Before tools like Tracker or JIRA, people who were doing agile development did everything with physical index cards. There was a lot of controversy even about digitizing those workflows back in the day - "we lose human connection and conversation by putting it in the machine!" Nobody has those conversations anymore as far as I'm aware.

Like others have mentioned on this thread, the true innovation of Tracker was to have a single view where stories are ordered vertically in a single column and grouped by status. This really changes the conversation around what is top priority. Everything can be urgent and have a high level of priority, but if you put something at the top, something else must shift down in compensation. No more doing that thing where there are five number one priorities at the same time.

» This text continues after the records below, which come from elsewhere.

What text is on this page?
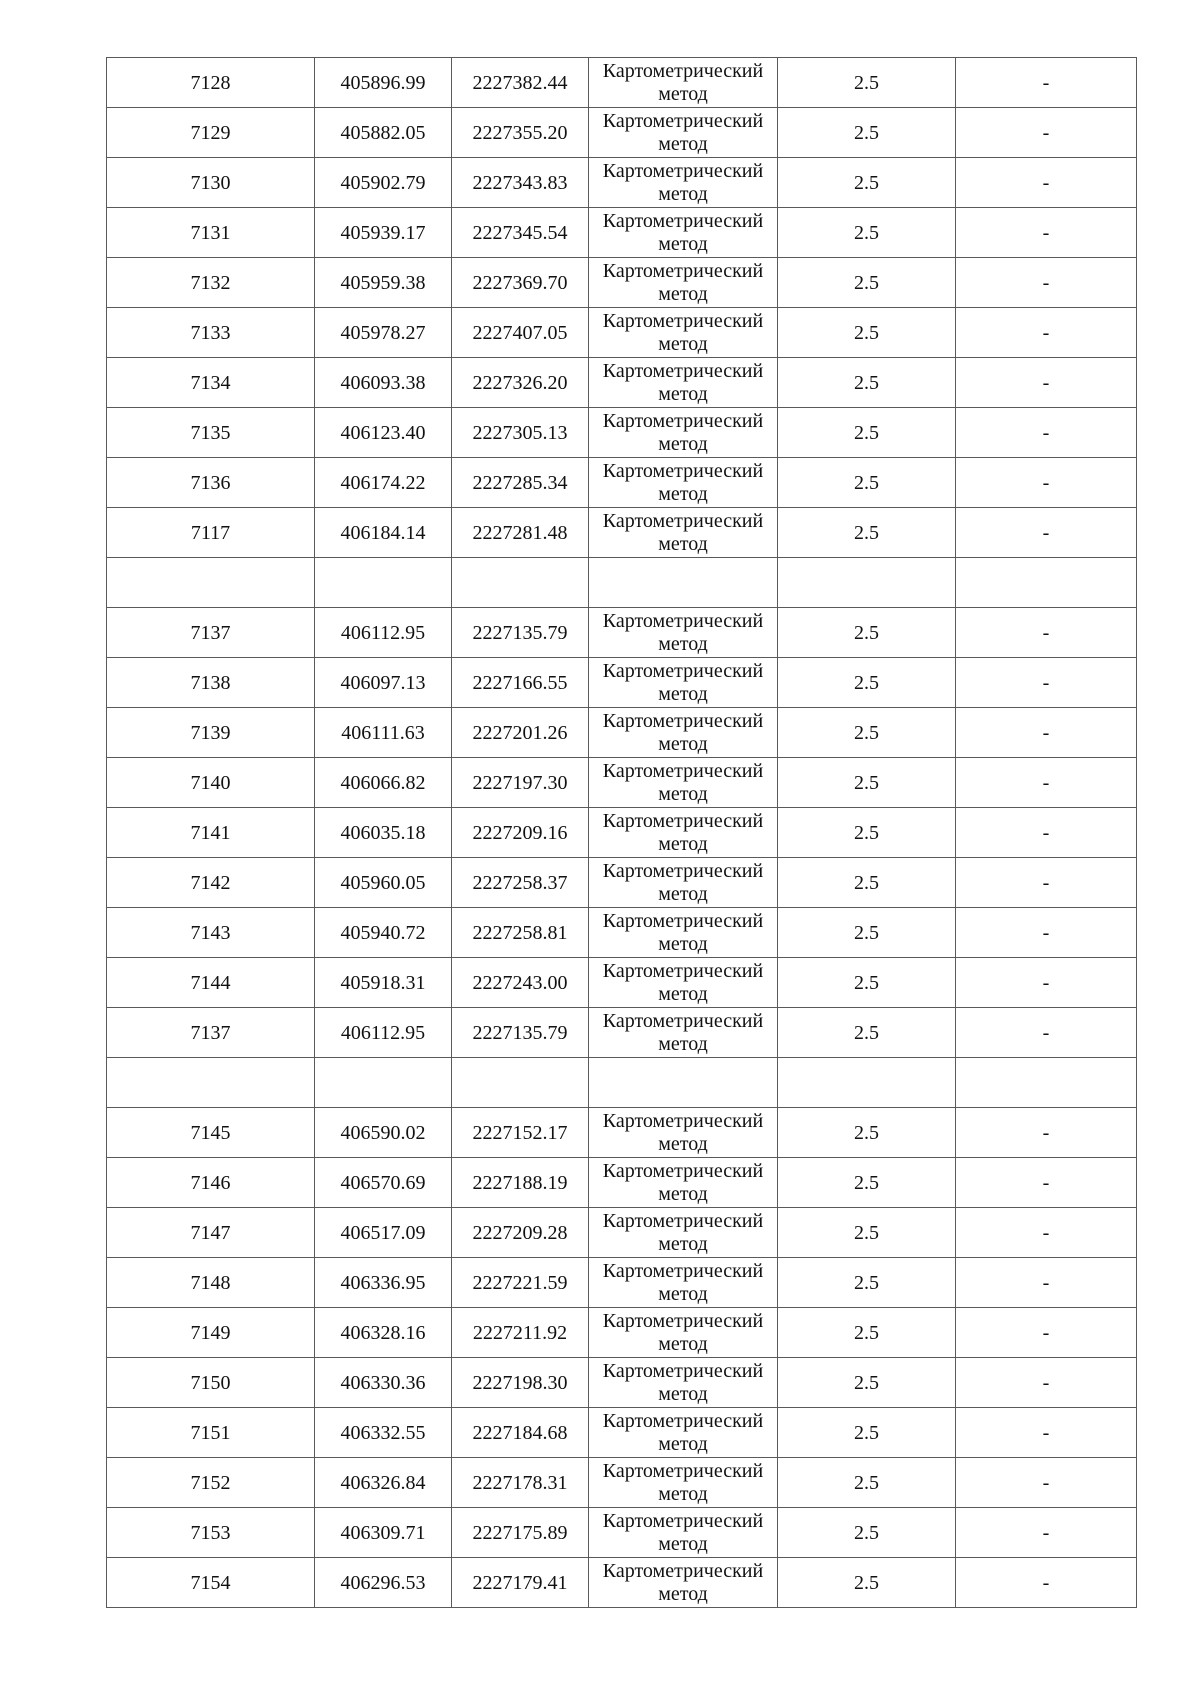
7128	405896.99	2227382.44	Картометрический метод	2.5	-
7129	405882.05	2227355.20	Картометрический метод	2.5	-
7130	405902.79	2227343.83	Картометрический метод	2.5	-
7131	405939.17	2227345.54	Картометрический метод	2.5	-
7132	405959.38	2227369.70	Картометрический метод	2.5	-
7133	405978.27	2227407.05	Картометрический метод	2.5	-
7134	406093.38	2227326.20	Картометрический метод	2.5	-
7135	406123.40	2227305.13	Картометрический метод	2.5	-
7136	406174.22	2227285.34	Картометрический метод	2.5	-
7117	406184.14	2227281.48	Картометрический метод	2.5	-

7137	406112.95	2227135.79	Картометрический метод	2.5	-
7138	406097.13	2227166.55	Картометрический метод	2.5	-
7139	406111.63	2227201.26	Картометрический метод	2.5	-
7140	406066.82	2227197.30	Картометрический метод	2.5	-
7141	406035.18	2227209.16	Картометрический метод	2.5	-
7142	405960.05	2227258.37	Картометрический метод	2.5	-
7143	405940.72	2227258.81	Картометрический метод	2.5	-
7144	405918.31	2227243.00	Картометрический метод	2.5	-
7137	406112.95	2227135.79	Картометрический метод	2.5	-

7145	406590.02	2227152.17	Картометрический метод	2.5	-
7146	406570.69	2227188.19	Картометрический метод	2.5	-
7147	406517.09	2227209.28	Картометрический метод	2.5	-
7148	406336.95	2227221.59	Картометрический метод	2.5	-
7149	406328.16	2227211.92	Картометрический метод	2.5	-
7150	406330.36	2227198.30	Картометрический метод	2.5	-
7151	406332.55	2227184.68	Картометрический метод	2.5	-
7152	406326.84	2227178.31	Картометрический метод	2.5	-
7153	406309.71	2227175.89	Картометрический метод	2.5	-
7154	406296.53	2227179.41	Картометрический метод	2.5	-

The Agile view in Jira actually owes some inspiration to Tracker, if you can believe it. I know because I was there. I was a client on a Pivotal Labs project way back in the day, back when Tracker was still not publicly available, but only available to clients of Pivotal Labs. Our PM loved Tracker and wanted to use it but knew we could not get approval for it back home, all other teams were on JIRA. So our PM found a JIRA plugin called Greenhopper, tracked down the developer, and fed this person feedback to try and turn Greenhopper into the most Tracker-like thing possible. Greenhopper eventually got absorbed into Atlassian and turned into what is today known as Jira Agile.

Tracker felt like such an amazing breath of fresh air and forward looking technology at the time when it came out. Tracker used Ruby on Rails and did sexy AJAX stuff on the frontend (big wow factor back then, this was the age of IE6).

I loved Tracker for many years. I could sing its praises all day long. That said, the people who worked on the product had some philosophical things that got in the way of the product evolving. Reasonably, they did not want to turn into a huge enterprise tracking tool. Problem was, there were never any more features built into Tracker that really gave a good view for people who were higher level than the daily boots on the ground folks. So no good visualizations or features for projects where multiple teams must execute in tandem, and there are complex interdependencies between the teams. So while Tracker was awesome for the folks on the dev team, it wasn't very helpful for people in middle or upper management who needed birds-eye visibility easily and at a glance.

So although I am sad to see this announcement in a way I'm quite hopeful. There are so many people who love this tool and will miss it, now there's no excuse for them not to go build something better!